Despite the revenue miss, Alphabet’s earnings per share (EPS) exceeded expectations, coming in at $2.15 compared to the anticipated $2.13. The company’s net income rose sharply to $26.54 billion, marking a growth of 28% from the $20.69 billion reported in the same quarter a year earlier. Operating income also showed a healthy uptick, growing by 31% to amount to $30.97 billion for the three months ended December 2024. For the entire fiscal year, Alphabet’s revenue amounted to $350 billion, while its net income and diluted EPS for the same period amounted to $100 billion and $8.04 respectively.
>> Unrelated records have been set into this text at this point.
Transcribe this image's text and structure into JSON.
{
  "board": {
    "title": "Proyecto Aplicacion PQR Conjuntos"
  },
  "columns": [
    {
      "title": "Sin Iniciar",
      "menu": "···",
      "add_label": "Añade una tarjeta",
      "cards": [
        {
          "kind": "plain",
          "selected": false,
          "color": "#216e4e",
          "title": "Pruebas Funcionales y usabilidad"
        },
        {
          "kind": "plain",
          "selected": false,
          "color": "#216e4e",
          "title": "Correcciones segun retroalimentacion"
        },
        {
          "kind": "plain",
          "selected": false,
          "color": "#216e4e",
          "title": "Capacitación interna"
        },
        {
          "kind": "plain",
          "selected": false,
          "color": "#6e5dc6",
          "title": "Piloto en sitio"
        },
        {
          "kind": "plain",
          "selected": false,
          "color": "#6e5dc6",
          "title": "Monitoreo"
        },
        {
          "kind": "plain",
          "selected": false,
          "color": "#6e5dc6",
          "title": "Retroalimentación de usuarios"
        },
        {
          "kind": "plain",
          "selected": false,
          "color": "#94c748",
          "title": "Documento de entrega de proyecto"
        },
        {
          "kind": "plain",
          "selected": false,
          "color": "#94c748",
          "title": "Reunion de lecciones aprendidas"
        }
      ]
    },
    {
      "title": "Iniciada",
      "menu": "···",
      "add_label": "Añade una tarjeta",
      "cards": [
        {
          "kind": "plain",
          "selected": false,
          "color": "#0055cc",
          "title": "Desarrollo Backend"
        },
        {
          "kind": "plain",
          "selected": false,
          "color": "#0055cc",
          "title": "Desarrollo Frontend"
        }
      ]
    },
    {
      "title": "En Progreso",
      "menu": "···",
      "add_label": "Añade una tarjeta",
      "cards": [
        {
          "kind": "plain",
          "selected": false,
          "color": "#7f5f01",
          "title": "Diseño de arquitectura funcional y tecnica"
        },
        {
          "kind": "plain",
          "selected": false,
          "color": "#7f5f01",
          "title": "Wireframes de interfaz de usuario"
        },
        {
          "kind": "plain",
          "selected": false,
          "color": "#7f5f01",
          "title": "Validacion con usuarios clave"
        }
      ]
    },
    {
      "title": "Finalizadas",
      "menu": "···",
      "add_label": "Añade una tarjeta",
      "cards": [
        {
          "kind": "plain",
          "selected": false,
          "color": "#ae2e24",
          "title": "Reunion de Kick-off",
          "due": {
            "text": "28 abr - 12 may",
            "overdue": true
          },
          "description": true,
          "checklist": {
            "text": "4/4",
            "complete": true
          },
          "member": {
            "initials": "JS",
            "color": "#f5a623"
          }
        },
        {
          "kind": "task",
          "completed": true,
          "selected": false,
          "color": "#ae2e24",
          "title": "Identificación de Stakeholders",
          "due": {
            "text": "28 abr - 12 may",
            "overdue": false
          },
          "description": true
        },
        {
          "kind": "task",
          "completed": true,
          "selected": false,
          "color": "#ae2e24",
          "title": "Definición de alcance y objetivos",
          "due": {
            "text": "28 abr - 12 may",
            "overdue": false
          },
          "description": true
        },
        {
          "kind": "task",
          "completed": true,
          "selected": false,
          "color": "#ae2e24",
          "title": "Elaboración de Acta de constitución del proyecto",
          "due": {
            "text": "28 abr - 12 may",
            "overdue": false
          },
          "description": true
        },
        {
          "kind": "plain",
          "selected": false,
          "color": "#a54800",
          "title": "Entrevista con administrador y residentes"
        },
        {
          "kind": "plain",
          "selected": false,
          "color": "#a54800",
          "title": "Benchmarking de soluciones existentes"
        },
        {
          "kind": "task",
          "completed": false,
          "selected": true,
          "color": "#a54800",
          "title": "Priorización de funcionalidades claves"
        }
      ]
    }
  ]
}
“Q4 was a strong quarter driven by our leadership in AI and momentum across the business. We are building, testing, and launching products and models faster than ever, and making significant progress in compute and driving efficiencies. In Search, advances like AI Overviews and Circle to Search are increasing user engagement. Our AI-powered Google Cloud portfolio is seeing stronger customer demand, and YouTube continues to be the leader in streaming watchtime and podcasts. Together, Cloud and YouTube exited 2024 at an annual revenue run rate of $110 billion. Our results show the power of our differentiated full-stack approach to AI innovation and the continued strength of our core businesses. We are confident about the opportunities ahead, and to accelerate our progress, we expect to invest approximately $75 billion in capital expenditures in 2025,” Sundar Pichai, Alphabet CEO, commented on the matter.
For the first quarter of 2025 alone, Alphabet expects capital expenditures to range between $16 billion and $18 billion, surpassing the $14.3 billion forecasted by analysts. In the fourth quarter of 2024, Alphabet’s capital expenditures totaled $14 billion, slightly above the $13.26 billion estimated by analysts.
Google’s advertising segment, which remains the largest contributor to Alphabet’s overall revenue, reported $72.46 billion in revenue for the fourth quarter. This represented a year-over-year increase of 10.6%, slightly below the 11% growth recorded during the same period in 2023. Revenue from Google Search, a key component of Google’s advertising business, rose by 12.5% (narrowly missing the 12.7% growth rate achieved in the previous year) to amount to $54 billion for Q4 2024. For the same period, YouTube advertising revenue reached $10.47 billion, surpassing analysts’ expectations of $10.23 billion. However, this marks a slowdown from the 15.5% growth recorded in the fourth quarter of 2023, as YouTube ad revenue increased by 13.8% year over year to reach $10.473 billion (exceeding the $10 billion mark for the first time).
Similarly, Alphabet’s Google Cloud division, which has been a focal point of the company’s growth strategy, reported revenue of $11.96 billion for the fourth quarter. This marked a 30% increase from the previous year but fell short of Wall Street’s expectations of $12.19 billion. Alphabet’s Other Bets segment, which includes ventures such as the life sciences unit Verily and the autonomous driving unit Waymo, continued to struggle in the fourth quarter. The segment reported revenue of $400 million, significantly below the $616.4 million expected by analysts and a sharp decline from the $657 million reported in the same quarter the previous year. The segment also posted a loss of $1.17 billion, compared to a loss of $863 million in the fourth quarter of 2023.
“We had strong demand for AI products in the fourth quarter and exited the year with more demand than we had available capacity,” Anat Ashkenazi, Alphabet CFO, commented on the matter during the earnings call, adding that the company is “in a tight supply-demand situation.”